To understand why this is the case, we need to look at machine learning today. Besides proprietary frameworks, such as CUDA from NVIDIA, there are tens of frameworks for developers, most notably with TensorFlow five years ago, and now with PyTorch and ONNX being the most popular ones. Models developed in these frameworks eventually get mapped into hardware platforms, from the traditional x86 servers to the exotics of neuromorphic and optical computing. This maze is very complex, and it explains why x86 is so popular and dominant in the cloud, and why ARM is the platform of choice for mobile devices. It’s hard for a particular model developer to cover all these frameworks and computing models.
In a short time, various participants in the machine learning communities have come up with different solutions to reduce this complex maze of ML frameworks to hardware platforms, such as Glow and TVM. These machine learning compilers are designed as a backend for high level machine learning frameworks like Pytorch, Tensorflow, and others. They take AI frameworks and translate them into intermediate format, and then use traditional compilers or native code generators to target specific hardware platforms. This has reduced the amount of work that design teams need to do to create an AI model using a framework that eventually targets hardware.
However, we can still improve because many of these new hardware platforms are embedding RISC-V cores. So the question now becomes, how can RISC-V encapsulate these accelerator functions in a way that’s easy for ML compilers to generate machine code and optimize for them. What we have been working on and delivering is a layer of abstraction for this hardware, by expressing each accelerator functionality as a RISC-V instruction using the user-defined Opcode space in RISC-V ISA. This way, software such as Glow and TVM don’t have to know the underlying specific hardware. They only see RISC-V instructions, including some created by the hardware vendors using RISC-V’s instruction extensions. These added instructions are often intermixed with the RISC-V baseline Vector Extension, RVV instructions. Andes provides the baseline processors that are high performance, specifically for machine learning applications.

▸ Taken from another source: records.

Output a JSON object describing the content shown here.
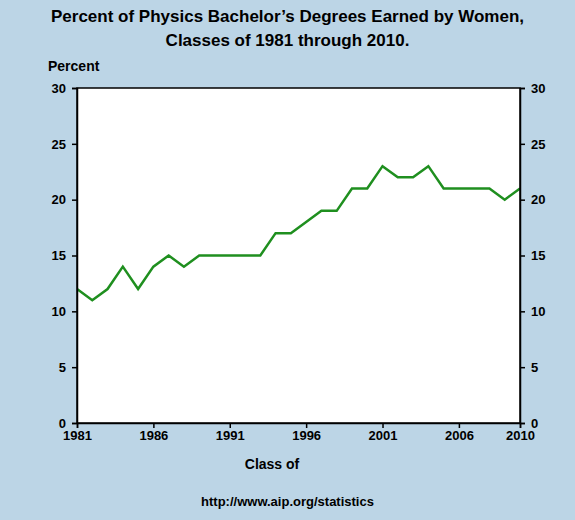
{
  "chart_data": {
    "type": "line",
    "title": [
      "Percent of Physics Bachelor’s Degrees Earned by Women,",
      "Classes of 1981 through 2010."
    ],
    "y_label": "Percent",
    "x_label": "Class of",
    "source": "http://www.aip.org/statistics",
    "x": [
      1981,
      1982,
      1983,
      1984,
      1985,
      1986,
      1987,
      1988,
      1989,
      1990,
      1991,
      1992,
      1993,
      1994,
      1995,
      1996,
      1997,
      1998,
      1999,
      2000,
      2001,
      2002,
      2003,
      2004,
      2005,
      2006,
      2007,
      2008,
      2009,
      2010
    ],
    "values": [
      12,
      11,
      12,
      14,
      12,
      14,
      15,
      14,
      15,
      15,
      15,
      15,
      15,
      17,
      17,
      18,
      19,
      19,
      21,
      21,
      23,
      22,
      22,
      23,
      21,
      21,
      21,
      21,
      20,
      21
    ],
    "color": "#1f8f1f",
    "xlim": [
      1981,
      2010
    ],
    "xticks": [
      1981,
      1986,
      1991,
      1996,
      2001,
      2006,
      2010
    ],
    "ylim": [
      0,
      30
    ],
    "yticks": [
      0,
      5,
      10,
      15,
      20,
      25,
      30
    ],
    "grid": false
  }
}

To facilitate and ease this development, Andes automates the addition of instructions, and uniquely ML accelerator instructions that often time have memory movement instructions. This allows the underlying hardware developers to easily generate these instructions that link to traditional accelerator hardware, all the way to the most novel ones such as neuromorphic.

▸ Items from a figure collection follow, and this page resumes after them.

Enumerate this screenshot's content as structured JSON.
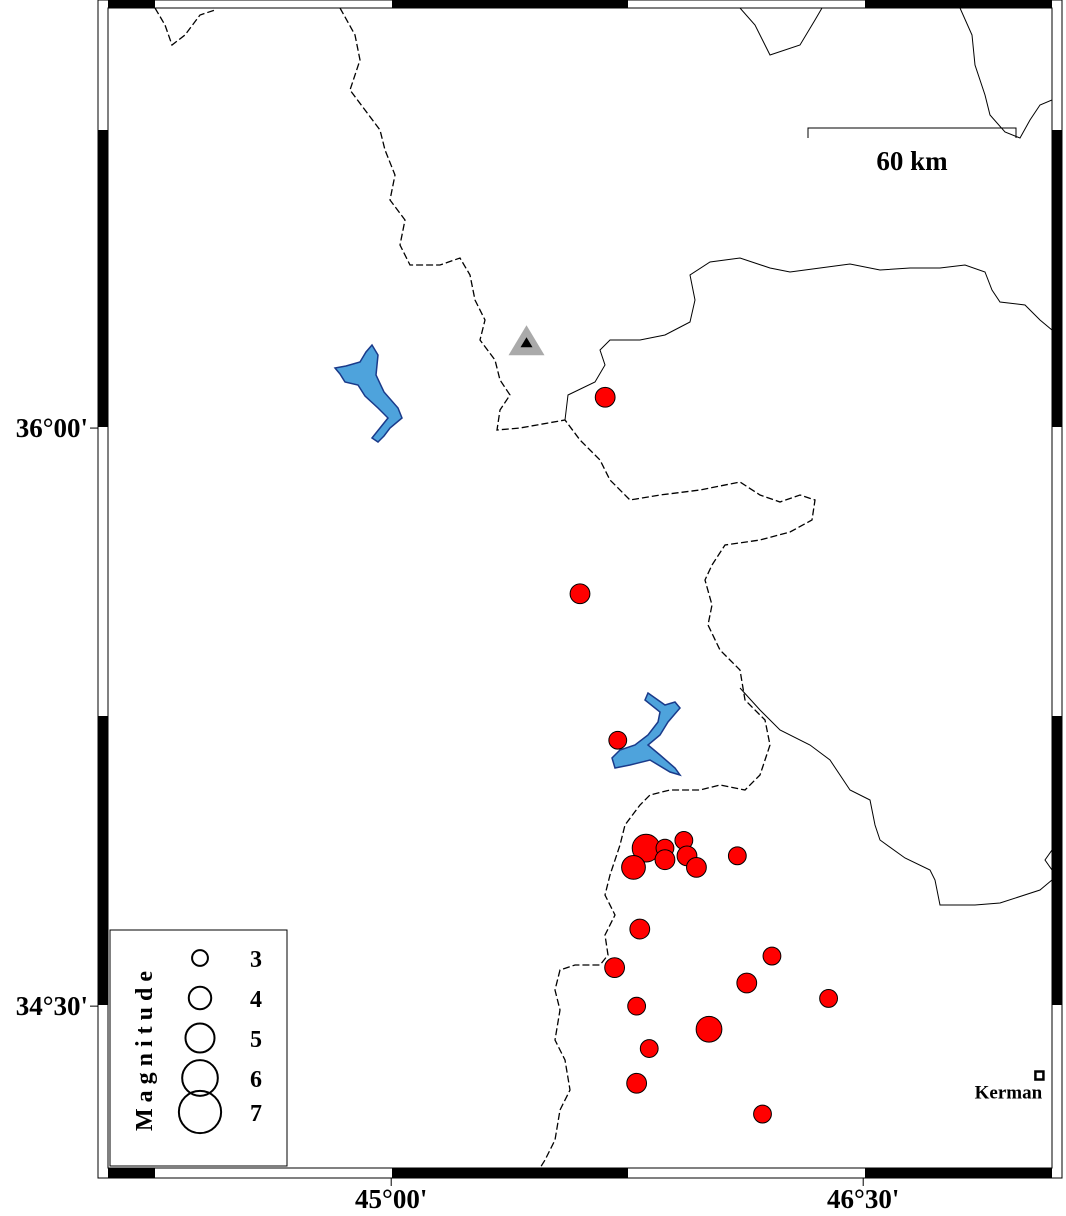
{
  "map": {
    "xlim": [
      44.1,
      47.1
    ],
    "ylim": [
      34.08,
      37.09
    ],
    "xticks": [
      {
        "value": 45,
        "label": "45°00'"
      },
      {
        "value": 46.5,
        "label": "46°30'"
      }
    ],
    "yticks": [
      {
        "value": 36,
        "label": "36°00'"
      },
      {
        "value": 34.5,
        "label": "34°30'"
      }
    ],
    "scale_bar": "60 km",
    "events": {
      "color": "#ff0000",
      "lon": [
        45.68,
        45.6,
        45.72,
        45.81,
        45.77,
        45.87,
        45.87,
        45.93,
        45.94,
        45.97,
        46.1,
        45.79,
        45.71,
        46.21,
        46.13,
        46.39,
        45.78,
        46.01,
        45.82,
        45.78,
        46.18
      ],
      "lat": [
        36.08,
        35.57,
        35.19,
        34.91,
        34.86,
        34.91,
        34.88,
        34.93,
        34.89,
        34.86,
        34.89,
        34.7,
        34.6,
        34.63,
        34.56,
        34.52,
        34.5,
        34.44,
        34.39,
        34.3,
        34.22
      ],
      "magnitude": [
        3.6,
        3.6,
        3.3,
        4.8,
        4.2,
        3.3,
        3.6,
        3.3,
        3.6,
        3.6,
        3.3,
        3.6,
        3.6,
        3.3,
        3.6,
        3.3,
        3.3,
        4.5,
        3.3,
        3.6,
        3.3
      ]
    },
    "station": {
      "lon": 45.43,
      "lat": 36.22
    },
    "places": [
      {
        "name": "Kerman",
        "lon": 47.06,
        "lat": 34.32
      }
    ],
    "legend": {
      "title": "Magnitude",
      "magnitudes": [
        3,
        4,
        5,
        6,
        7
      ]
    }
  }
}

In parallel, as an ongoing process, Andes continues to drive its roadmap to optimize the interaction so that the RISC-V core and accelerators can work seamlessly. For example, as model developers experiment with data representations, the translations back-&-forth often occur between the accelerator and the RISC-V RVV processor. Andes has made that native to how the RISC-V custom instructions work. I believe these improvements are why RISC-V over time is going to be a critical part of machine learning because it eases the development of these highly specialized and highly efficient accelerators.

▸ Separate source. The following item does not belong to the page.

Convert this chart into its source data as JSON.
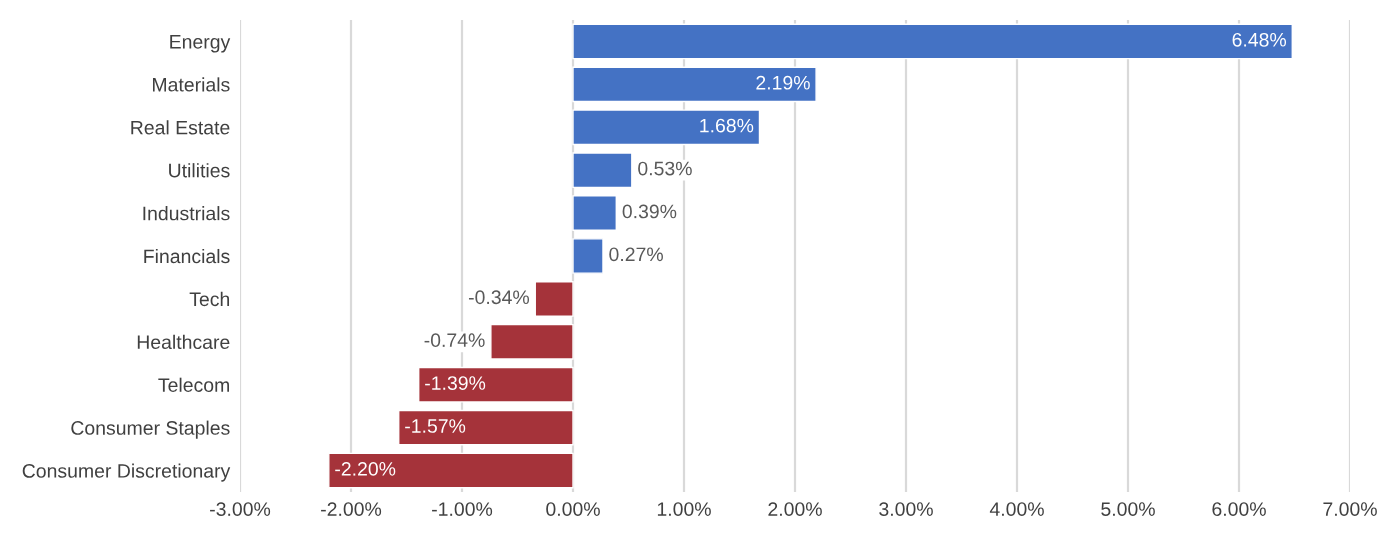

Machine learning AI is going to have a huge footprint in the future, not just in the cloud, but also on the edge, all the way to the smallest footprint of something like an earbud. There’s an insatiable appetite for performance and power to improve.
The tool vendors, software, middleware, and AI operators will continue to refine and evolve their framework compilers and tools. RISC-V is an incredibly good microprocessor to bridge the accelerators and these machine learning frameworks and compilers. Andes is very focused in enabling the most efficient and productive RISC-V platforms for these applications.